Want recipes like this delivered straight to your inbox? Subscribe now to get the latest culinary creations you’ll love.
Ingredients
For the Dough:
1½ cups warm water (110°F)
2¼ tsp active dry yeast (1 packet)
1 tbsp granulated sugar
1 tsp salt
4 cups all-purpose flour (plus more for kneading)
2 tbsp unsalted butter, melted
For the Filling & Topping:
1½ cups shredded sharp cheddar cheese
2–3 fresh jalapeños, thinly sliced (remove seeds for less heat)
1 egg (for egg wash)
1 tbsp water
Coarse sea salt (for sprinkling)
For the Pretzel Bath:
4 cups water
⅓ cup baking soda
Instructions
Step 1: Activate the Yeast
In a large bowl, combine warm water, sugar, and yeast.
Let sit for 5–10 minutes until the mixture becomes foamy.
Step 2: Make the Dough
Stir in melted butter, salt, and flour one cup at a time.
Mix until a soft dough forms. Knead by hand or use a stand mixer with dough hook for 6–8 minutes, until smooth and elastic.
Form into a ball, place in a greased bowl, cover, and let rise in a warm place for 1 hour or until doubled in size.

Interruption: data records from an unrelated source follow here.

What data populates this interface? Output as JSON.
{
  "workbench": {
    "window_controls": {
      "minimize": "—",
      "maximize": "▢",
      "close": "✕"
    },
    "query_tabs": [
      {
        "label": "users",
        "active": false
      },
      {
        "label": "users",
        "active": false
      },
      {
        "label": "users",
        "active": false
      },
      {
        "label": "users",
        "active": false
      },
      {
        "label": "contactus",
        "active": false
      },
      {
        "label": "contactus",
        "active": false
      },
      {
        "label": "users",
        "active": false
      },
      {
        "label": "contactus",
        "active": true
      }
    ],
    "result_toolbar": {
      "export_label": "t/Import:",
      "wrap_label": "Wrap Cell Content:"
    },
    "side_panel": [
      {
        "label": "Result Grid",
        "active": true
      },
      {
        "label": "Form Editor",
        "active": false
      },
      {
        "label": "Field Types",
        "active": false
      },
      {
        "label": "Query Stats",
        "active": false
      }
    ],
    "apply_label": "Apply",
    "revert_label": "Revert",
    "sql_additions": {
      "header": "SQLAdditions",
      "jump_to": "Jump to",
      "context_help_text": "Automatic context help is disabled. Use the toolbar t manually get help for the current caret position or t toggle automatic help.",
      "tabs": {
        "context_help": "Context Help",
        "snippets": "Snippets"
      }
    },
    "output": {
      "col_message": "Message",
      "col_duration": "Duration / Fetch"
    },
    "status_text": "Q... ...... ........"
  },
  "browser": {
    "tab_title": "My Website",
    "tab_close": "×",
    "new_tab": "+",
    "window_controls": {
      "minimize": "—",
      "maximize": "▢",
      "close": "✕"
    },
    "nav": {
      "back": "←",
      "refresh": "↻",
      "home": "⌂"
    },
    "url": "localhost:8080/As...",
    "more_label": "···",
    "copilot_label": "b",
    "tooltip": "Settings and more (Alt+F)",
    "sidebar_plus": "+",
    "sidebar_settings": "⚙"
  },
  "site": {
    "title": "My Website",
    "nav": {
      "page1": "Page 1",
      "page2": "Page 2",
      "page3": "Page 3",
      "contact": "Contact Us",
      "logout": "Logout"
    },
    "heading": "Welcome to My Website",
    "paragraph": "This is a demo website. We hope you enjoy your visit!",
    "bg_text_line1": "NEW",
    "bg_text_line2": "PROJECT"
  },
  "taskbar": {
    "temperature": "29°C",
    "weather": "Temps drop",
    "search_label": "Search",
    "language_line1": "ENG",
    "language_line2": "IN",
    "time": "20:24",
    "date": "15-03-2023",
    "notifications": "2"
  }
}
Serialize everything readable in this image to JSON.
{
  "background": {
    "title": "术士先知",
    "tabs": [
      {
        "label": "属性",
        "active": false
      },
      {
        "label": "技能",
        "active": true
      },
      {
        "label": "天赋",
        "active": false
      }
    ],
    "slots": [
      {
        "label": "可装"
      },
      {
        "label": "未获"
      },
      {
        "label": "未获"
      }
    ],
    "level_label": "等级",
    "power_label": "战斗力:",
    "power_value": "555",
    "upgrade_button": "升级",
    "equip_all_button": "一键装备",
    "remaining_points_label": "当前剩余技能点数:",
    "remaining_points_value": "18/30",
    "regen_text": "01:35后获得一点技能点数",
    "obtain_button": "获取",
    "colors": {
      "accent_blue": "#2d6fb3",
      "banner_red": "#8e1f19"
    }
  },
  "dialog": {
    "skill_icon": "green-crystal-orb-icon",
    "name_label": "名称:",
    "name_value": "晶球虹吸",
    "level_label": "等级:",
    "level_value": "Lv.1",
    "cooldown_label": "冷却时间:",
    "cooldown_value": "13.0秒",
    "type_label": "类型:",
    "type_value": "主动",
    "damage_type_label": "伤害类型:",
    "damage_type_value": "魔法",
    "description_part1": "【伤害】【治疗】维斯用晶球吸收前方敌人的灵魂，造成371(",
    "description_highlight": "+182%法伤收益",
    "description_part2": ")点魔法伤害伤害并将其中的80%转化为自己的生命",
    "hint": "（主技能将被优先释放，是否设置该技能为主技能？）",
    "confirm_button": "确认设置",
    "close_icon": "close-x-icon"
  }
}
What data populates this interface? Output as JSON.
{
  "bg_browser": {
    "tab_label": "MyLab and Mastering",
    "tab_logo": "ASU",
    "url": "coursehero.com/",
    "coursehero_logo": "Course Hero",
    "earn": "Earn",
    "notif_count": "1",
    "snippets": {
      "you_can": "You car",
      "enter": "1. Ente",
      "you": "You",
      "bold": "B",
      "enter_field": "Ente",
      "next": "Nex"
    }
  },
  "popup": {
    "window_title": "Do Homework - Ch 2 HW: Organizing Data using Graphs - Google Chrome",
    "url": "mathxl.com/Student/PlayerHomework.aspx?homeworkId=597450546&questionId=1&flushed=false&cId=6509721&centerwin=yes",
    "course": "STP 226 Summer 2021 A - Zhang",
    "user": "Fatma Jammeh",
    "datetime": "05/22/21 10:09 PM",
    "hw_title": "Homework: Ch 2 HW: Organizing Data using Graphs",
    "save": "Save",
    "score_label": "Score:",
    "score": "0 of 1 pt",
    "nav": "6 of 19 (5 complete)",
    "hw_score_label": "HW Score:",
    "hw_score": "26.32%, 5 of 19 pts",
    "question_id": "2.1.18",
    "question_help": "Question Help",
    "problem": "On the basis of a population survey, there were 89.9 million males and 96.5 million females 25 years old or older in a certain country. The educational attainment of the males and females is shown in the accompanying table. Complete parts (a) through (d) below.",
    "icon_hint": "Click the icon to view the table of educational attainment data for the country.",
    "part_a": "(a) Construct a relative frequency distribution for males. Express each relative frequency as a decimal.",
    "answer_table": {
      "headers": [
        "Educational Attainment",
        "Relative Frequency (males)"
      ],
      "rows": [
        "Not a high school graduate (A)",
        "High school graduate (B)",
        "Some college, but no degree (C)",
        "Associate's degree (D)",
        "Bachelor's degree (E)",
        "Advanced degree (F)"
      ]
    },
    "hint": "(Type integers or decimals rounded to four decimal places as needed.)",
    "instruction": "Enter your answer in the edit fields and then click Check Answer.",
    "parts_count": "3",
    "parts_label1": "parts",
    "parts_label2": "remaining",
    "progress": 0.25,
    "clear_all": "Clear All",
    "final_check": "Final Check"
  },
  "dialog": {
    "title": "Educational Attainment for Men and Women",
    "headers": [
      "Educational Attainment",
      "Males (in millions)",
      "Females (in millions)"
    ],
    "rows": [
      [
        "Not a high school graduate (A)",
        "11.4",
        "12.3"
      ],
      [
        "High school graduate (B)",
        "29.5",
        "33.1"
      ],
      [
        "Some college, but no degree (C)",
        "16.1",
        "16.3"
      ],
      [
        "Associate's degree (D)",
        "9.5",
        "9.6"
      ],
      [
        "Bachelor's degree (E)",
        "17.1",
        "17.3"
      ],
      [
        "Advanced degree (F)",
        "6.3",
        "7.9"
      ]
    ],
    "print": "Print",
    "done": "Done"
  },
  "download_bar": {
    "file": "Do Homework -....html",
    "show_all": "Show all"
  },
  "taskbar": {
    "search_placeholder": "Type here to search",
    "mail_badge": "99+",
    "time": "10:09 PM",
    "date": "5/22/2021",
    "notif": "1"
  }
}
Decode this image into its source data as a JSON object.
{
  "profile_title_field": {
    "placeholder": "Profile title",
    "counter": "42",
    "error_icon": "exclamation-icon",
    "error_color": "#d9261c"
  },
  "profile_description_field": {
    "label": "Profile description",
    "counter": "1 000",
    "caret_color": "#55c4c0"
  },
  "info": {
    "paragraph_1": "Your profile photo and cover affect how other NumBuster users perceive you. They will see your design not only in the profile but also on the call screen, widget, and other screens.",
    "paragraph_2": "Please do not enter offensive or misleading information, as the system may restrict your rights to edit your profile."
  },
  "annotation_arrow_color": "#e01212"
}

Step 3: Prepare the Cheese & Jalapeños
While the dough is rising, shred the cheddar and slice the jalapeños.
Set aside for filling and topping.
Step 4: Divide and Roll Out the Dough
Punch down the dough and divide into 8 equal pieces.
Roll each piece into a long rectangle (about 12×4 inches).
Sprinkle a line of cheddar and jalapeños down the center of each strip.
Step 5: Twist the Pretzels
Fold the dough over the filling lengthwise and pinch to seal tightly.
Roll gently to make a rope, then twist each into a pretzel shape.
Place on a parchment-lined baking sheet.
Step 6: Make the Pretzel Bath
Preheat oven to 425°F (220°C).
In a saucepan, bring 4 cups of water and ⅓ cup baking soda to a boil.
Reduce heat to a simmer.
Using a slotted spoon, dip each pretzel in the bath for 20–30 seconds.
Return to baking sheet.
Step 7: Add Toppings & Bake
Beat the egg with 1 tbsp of water for egg wash.
Brush each pretzel with egg wash, then sprinkle with extra cheddar, jalapeños, and a pinch of coarse sea salt.
Bake for 13–15 minutes, or until golden brown and bubbly.
Step 8: Serve Warm
Serve fresh from the oven while the cheese is gooey and the pretzels are soft and chewy.
Great with honey mustard, ranch, or spicy cheese dip.
Notes
Use Fresh Jalapeños – For the best flavor and spice.
Seal Well – Prevent the cheese from leaking by pinching the dough tightly.
Don’t Skip the Bath – The baking soda bath gives pretzels their classic chewy texture and golden color.
Add Extra Cheese – For gooier centers and crispy edges.
Adjust Heat – Remove seeds or use fewer jalapeños if you want it milder.